WASHINGTON — In a significant scaling back of national security policy formed after the Sept. 11, 2001, terrorist attacks, the Senate on Tuesday approved legislation curtailing the federal government's sweeping surveillance of U.S. phone records, and President Barack Obama quickly signed the measure.
The passage of the bill —achieved over the fierce opposition of the Senate majority leader — will allow the government to restart surveillance operations, but with new restrictions.
The legislation — the USA Freedom Act — signaled a cultural turning point for the nation, almost 14 years after the attacks of Sept. 11 heralded the construction of a powerful national security apparatus.
The shift against the security state began with the revelation about the bulk collection of phone records by Edward J. Snowden, a former National Security Agency contractor. The backlash was aided by the growth of interconnected communication networks run by companies that have felt manhandled by government prying.
The storage of those records now shifts to the phone companies, and the government must petition a special federal court for permission to search them for callers linked up to two steps from a terrorism suspect.
Even with the congressional action, the government will continue to maintain robust surveillance power, an authority highlighted by Sen. Rand Paul, R-Ky., whose opposition to the phone records program forced it to be shut down at 12:01 a.m. Monday. Paul and other critics of the legislation said the government's reach into individuals' lives remained too intrusive.
The bill cleared the Senate 67-32 after a fierce floor fight; at least four of those opponents voted no because they felt the bill did not go far enough.
Florida's senators canceled out each other's votes: Republican Marco Rubio voted no; Democrat Bill Nelson voted yes.
Obama was quick to praise passage of the legislation and to scold those who opposed it.
"After a needless delay and inexcusable lapse in important national security authorities, my administration will work expeditiously to ensure our national security professionals again have the full set of vital tools they need to continue protecting the country," Obama said. "Just as important, enactment of this legislation will strengthen civil liberty safeguards and provide greater public confidence in these programs."
The Senate's longest serving member, Sen. Patrick J. Leahy, D-Vt., said the legislation, which he co-sponsored, represented "the most significant surveillance reform in decades."
The fight for the changes was led largely by Democrats and a new generation of Republicans in the House and the Senate who were elected a decade after the terrorist attacks. Even as threats have multiplied since then, privacy concerns, stoked by reports of widespread computer security breaches at private companies, have shifted public opinion.
"National security and privacy are not mutually exclusive," said Sen. James Lankford, R-Okla., a freshman who like several other younger Republicans voted against the senior senator from their state. "They can both be accomplished through responsible intelligence gathering and careful respect for the freedoms of law-abiding Americans."
Tuesday's vote was a rebuke to Sen. Mitch McConnell, R-Ky., the majority leader who, until the end in a bitter floor speech, maintained the bill was a dangerous diminishment of national security. Lawmakers in both parties beat back amendments — one by one — that he insisted were necessary to blunt some of the bill's controls on government spying.

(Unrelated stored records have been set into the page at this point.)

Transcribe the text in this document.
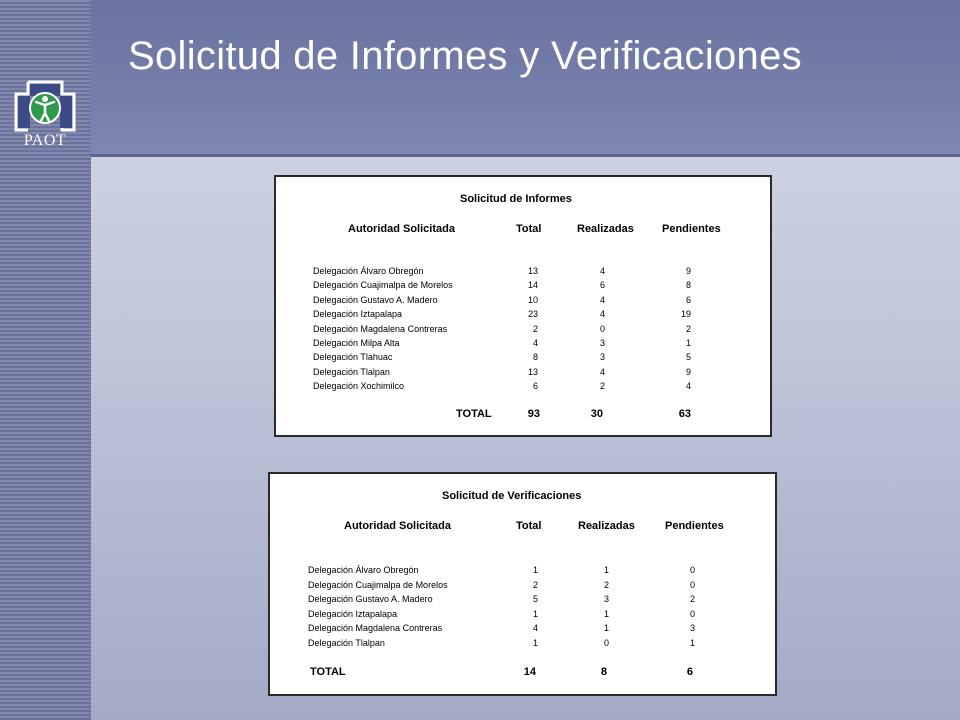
PAOT
Solicitud de Informes y Verificaciones
Solicitud de Informes
Autoridad Solicitada	Total	Realizadas	Pendientes
Delegación Álvaro Obregón	13	4	9
Delegación Cuajimalpa de Morelos	14	6	8
Delegación Gustavo A. Madero	10	4	6
Delegación Iztapalapa	23	4	19
Delegación Magdalena Contreras	2	0	2
Delegación Milpa Alta	4	3	1
Delegación Tlahuac	8	3	5
Delegación Tlalpan	13	4	9
Delegación Xochimilco	6	2	4
TOTAL	93	30	63
Solicitud de Verificaciones
Autoridad Solicitada	Total	Realizadas	Pendientes
Delegación Álvaro Obregón	1	1	0
Delegación Cuajimalpa de Morelos	2	2	0
Delegación Gustavo A. Madero	5	3	2
Delegación Iztapalapa	1	1	0
Delegación Magdalena Contreras	4	1	3
Delegación Tlalpan	1	0	1
TOTAL	14	8	6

McConnell blasted his fellow senators — and by association House Speaker John Boehner, who heartily endorsed the measure — as taking "one more tool away from those who defend our country every day."
"This is a significant weakening of the tools that were put in place in the wake of 9/11 to protect the country," he said. "I think Congress is misreading the public mood if they think Americans are concerned about the privacy implications."
The legislation's goals are twofold: to rein in aspects of the government's data collection authority and to crack open the workings of the secret national security court that oversees it. After six months, the phone companies, not the NSA, will hold the bulk phone records — logs of calls placed from one number to another, and the time and the duration of those contacts, but not the content of what was said. A new kind of court order will permit the government to swiftly analyze them.
The Foreign Intelligence Surveillance Court, for the first time, will be required to declassify some of its most significant decisions, and outside voices will be allowed to argue for privacy rights before the court in certain cases.